Ich entscheide mich trotz der Wetterwarnung zum Weitergehen. Meine heutige Etappe bleibt über der Baumgrenze und verläuft 3 Stunden lang weiter direkt auf dem Grat der Caldera. In dieser Zeit kommen mir wie im Zeitraffer rückwärts Wegweiser hinunter zu Küste mit allen Ortschaften entgegen, durch die ich die letzten Tage bekommen bin. Immer etwa 13 Fußkilometer weit von mir entfernt. Mein Rabe ist auch wieder da. Toll anzusehen, aber bleibt der jetzt?! Ein paar Bauarbeiter bessern Wegstücke vor mir aus, rauchen Zigarette... die Wetterwarnung ist wohl nur für Touristen?! Also Wanderer wie ich werden heute sicherlich kein Feuer auslösen. Ich frage mich ohnehin worin der Sinn besteht, bei Hitze einfach das komplette Wandernetz der Insel offiziell dicht zu machen. Es wird wohl Versicherungsgründe haben. Aber der Rabe findet Bauarbeitermenschenmengen größer Eins zum Glück erfolgversprechender, um Frühstück abzustauben. Ich komme zügig durch, werde tatsächlich immer noch nicht müde oder kaputt und erreiche kurz vor Mittag das Refugio Punta de los Roques. Ein Trockenmauerhäuschen, das an einem Fels direkt am Ende des Calderakraters klebt mit bombastischem Ausblick auf den Roque de Los Cuervos, den ich morgen anpeilen will. Das Haus ist für 12 Personen ausgelegt. Holzpritschen mit Luftmatratzen. Es ist keiner da. Ein Regenwassertank sichert die Wasserversorgung. Boah, soll ich hier echt nur Pause machen? Ich berechne mittels GPS den Weg bis zur morgigen Kreuzung des GR 130 mit 29 Kilometern, verhältnismäßig geringer Höhenvarianz und ohne Kerbtäler. Das traue ich mir zu. Die nächste Übernachtungsmöglichkeit in 10 Kilometern wäre wieder ohne Haus. Ich bleibe hier. Lieber schlafen. Morgen hab ich ein Hostel gebucht.

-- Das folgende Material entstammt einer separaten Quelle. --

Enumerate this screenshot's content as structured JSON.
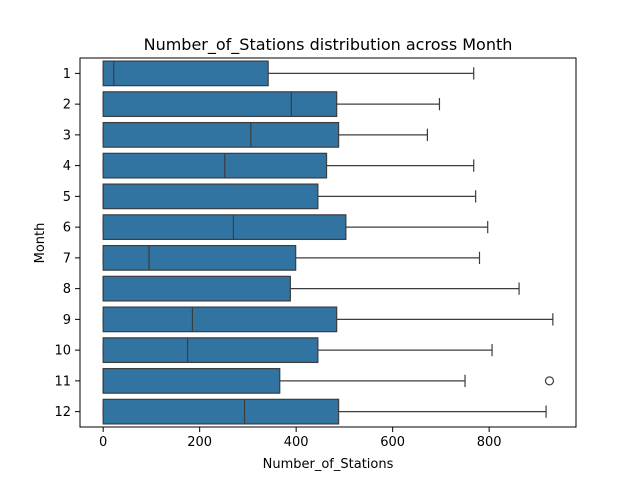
{
  "chart_data": {
    "type": "boxplot",
    "orientation": "horizontal",
    "title": "Number_of_Stations distribution across Month",
    "xlabel": "Number_of_Stations",
    "ylabel": "Month",
    "xlim": [
      -48,
      980
    ],
    "xticks": [
      0,
      200,
      400,
      600,
      800
    ],
    "grid": false,
    "legend": "none",
    "box_color": "#3274a1",
    "line_color": "#3d3d3d",
    "categories": [
      "1",
      "2",
      "3",
      "4",
      "5",
      "6",
      "7",
      "8",
      "9",
      "10",
      "11",
      "12"
    ],
    "boxes": [
      {
        "q1": 0,
        "median": 22,
        "q3": 342,
        "whisker_low": 0,
        "whisker_high": 768,
        "outliers": []
      },
      {
        "q1": 0,
        "median": 390,
        "q3": 484,
        "whisker_low": 0,
        "whisker_high": 697,
        "outliers": []
      },
      {
        "q1": 0,
        "median": 306,
        "q3": 488,
        "whisker_low": 0,
        "whisker_high": 672,
        "outliers": []
      },
      {
        "q1": 0,
        "median": 252,
        "q3": 463,
        "whisker_low": 0,
        "whisker_high": 768,
        "outliers": []
      },
      {
        "q1": 0,
        "median": 0,
        "q3": 445,
        "whisker_low": 0,
        "whisker_high": 772,
        "outliers": []
      },
      {
        "q1": 0,
        "median": 270,
        "q3": 503,
        "whisker_low": 0,
        "whisker_high": 797,
        "outliers": []
      },
      {
        "q1": 0,
        "median": 95,
        "q3": 399,
        "whisker_low": 0,
        "whisker_high": 780,
        "outliers": []
      },
      {
        "q1": 0,
        "median": 0,
        "q3": 388,
        "whisker_low": 0,
        "whisker_high": 862,
        "outliers": []
      },
      {
        "q1": 0,
        "median": 185,
        "q3": 484,
        "whisker_low": 0,
        "whisker_high": 932,
        "outliers": []
      },
      {
        "q1": 0,
        "median": 175,
        "q3": 445,
        "whisker_low": 0,
        "whisker_high": 806,
        "outliers": []
      },
      {
        "q1": 0,
        "median": 0,
        "q3": 366,
        "whisker_low": 0,
        "whisker_high": 750,
        "outliers": [
          925
        ]
      },
      {
        "q1": 0,
        "median": 293,
        "q3": 488,
        "whisker_low": 0,
        "whisker_high": 918,
        "outliers": []
      }
    ]
  }
}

Das Gästebuch zeigt, dass seit dem 1.9.2020 hier tatsächlich immer wieder Leute übernachtet haben. Die Wetterwarnung hat alle bis auf zwei Tageswanderer und Bauarbeiter verscheucht. Seeehr gut. Ich fülle das Regenwasser in meine Flaschen. Erstmal duschen... und bekomme einen kurzen Schock. Es wird mir erst jetzt richtig deutlich, wie kühl die Luft ist und wie sehr die Sonne brennt, wenn man nass ist und die Sonne für kurze Zeit ihre Wirkung verliert.
Tja, dann ist das ja auch erledigt und nun?... Ich hab echt viel Zeit hier oben, merke ich. Keine Berieselung durch andere Attraktionen außer dem Granatenausblick und dem Rauschen der Kiefern. Das muss man erstmal aushalten lernen. Was mache ich denn jetzt? Ja komm, dann zeichne doch was, bis es dunkel wird!